Ainsi fut fait. Je quittai Nice le lendemain, fort contre mon gré, il est vrai, mais le cœur léger et plein d'allegria, et bien vivant et bien guéri. Et c'est ainsi qu'une fois encore on a vu des pistolets chargés qui ne sont pas partis.

C'est égal, je crois que ma petite comédie avait un certain intérêt, et c'est vraiment dommage qu'elle n'ait pas été représentée.

41Compositeur lauréat de l'Institut qui m'avait précédé à Rome. L'Académie, n'ayant point décerné de premier prix en 1829, en donna deux en 1830. Monfort obtint ainsi le prix arriéré qui lui donnait droit à la pension pendant quatre ans.

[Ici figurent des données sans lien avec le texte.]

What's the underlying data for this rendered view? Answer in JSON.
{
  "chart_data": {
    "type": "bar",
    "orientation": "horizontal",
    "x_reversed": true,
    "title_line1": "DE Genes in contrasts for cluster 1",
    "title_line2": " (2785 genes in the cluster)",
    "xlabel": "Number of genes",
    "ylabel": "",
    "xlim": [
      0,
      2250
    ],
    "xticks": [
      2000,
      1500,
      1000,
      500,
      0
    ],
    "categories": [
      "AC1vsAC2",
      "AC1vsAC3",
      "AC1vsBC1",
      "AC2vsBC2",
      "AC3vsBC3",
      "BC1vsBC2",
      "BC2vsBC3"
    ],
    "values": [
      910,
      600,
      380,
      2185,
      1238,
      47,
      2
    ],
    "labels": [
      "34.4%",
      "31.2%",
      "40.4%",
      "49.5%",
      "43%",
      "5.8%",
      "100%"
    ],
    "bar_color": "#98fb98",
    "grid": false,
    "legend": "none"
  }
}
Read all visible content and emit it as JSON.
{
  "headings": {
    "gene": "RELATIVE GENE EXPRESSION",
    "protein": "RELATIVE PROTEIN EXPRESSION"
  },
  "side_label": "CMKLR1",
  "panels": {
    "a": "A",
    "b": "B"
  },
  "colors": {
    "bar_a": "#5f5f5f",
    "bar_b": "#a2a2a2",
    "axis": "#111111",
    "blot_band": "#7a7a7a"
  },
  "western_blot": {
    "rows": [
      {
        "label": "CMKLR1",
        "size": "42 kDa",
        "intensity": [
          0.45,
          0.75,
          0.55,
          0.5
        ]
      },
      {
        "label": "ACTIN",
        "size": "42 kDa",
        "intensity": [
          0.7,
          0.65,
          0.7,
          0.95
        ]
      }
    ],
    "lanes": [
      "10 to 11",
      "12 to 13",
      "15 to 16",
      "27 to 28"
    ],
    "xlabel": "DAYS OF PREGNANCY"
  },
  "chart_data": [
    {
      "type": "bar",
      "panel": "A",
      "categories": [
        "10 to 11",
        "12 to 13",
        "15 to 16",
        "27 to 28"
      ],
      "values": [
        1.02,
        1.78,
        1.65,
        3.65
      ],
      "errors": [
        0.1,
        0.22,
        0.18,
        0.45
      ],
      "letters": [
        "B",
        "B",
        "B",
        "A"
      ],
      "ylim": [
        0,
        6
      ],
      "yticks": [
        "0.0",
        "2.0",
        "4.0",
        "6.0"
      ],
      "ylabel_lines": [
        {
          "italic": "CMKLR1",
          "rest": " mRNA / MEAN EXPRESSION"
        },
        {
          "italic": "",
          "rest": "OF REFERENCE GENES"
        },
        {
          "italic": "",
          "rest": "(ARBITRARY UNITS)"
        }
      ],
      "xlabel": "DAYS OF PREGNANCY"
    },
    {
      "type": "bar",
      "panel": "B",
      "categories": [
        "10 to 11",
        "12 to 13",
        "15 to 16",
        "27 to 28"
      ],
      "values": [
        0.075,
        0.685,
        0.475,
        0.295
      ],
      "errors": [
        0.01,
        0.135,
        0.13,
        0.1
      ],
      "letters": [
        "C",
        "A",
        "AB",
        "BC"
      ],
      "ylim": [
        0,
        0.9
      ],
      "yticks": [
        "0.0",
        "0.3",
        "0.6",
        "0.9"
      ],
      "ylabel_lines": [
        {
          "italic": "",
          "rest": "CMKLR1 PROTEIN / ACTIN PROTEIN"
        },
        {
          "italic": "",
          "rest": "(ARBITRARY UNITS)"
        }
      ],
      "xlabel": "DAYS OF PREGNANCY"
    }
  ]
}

42Ceci se rapporte, on le devine, à mon aimable consolatrice. Sa digne mère, qui savait parfaitement à quoi s'en tenir là-dessus, m'accusait d'être venu porter le trouble dans sa famille et m'annonçait le mariage de sa fille avec M. P***.
43Ce manuscrit est entre les mains de mon ami J. d'Ortigue, avec l'inscription raturée.
44«Si quelqu'un t'offense, je te vengerai.» – Cette statue célèbre est sur la place du Grand-Duc où se trouve aussi la poste.
45Mémoire sur les maladies chroniques, les évacuations sanguines et l'acupuncture. Paris, chez Crouillebois.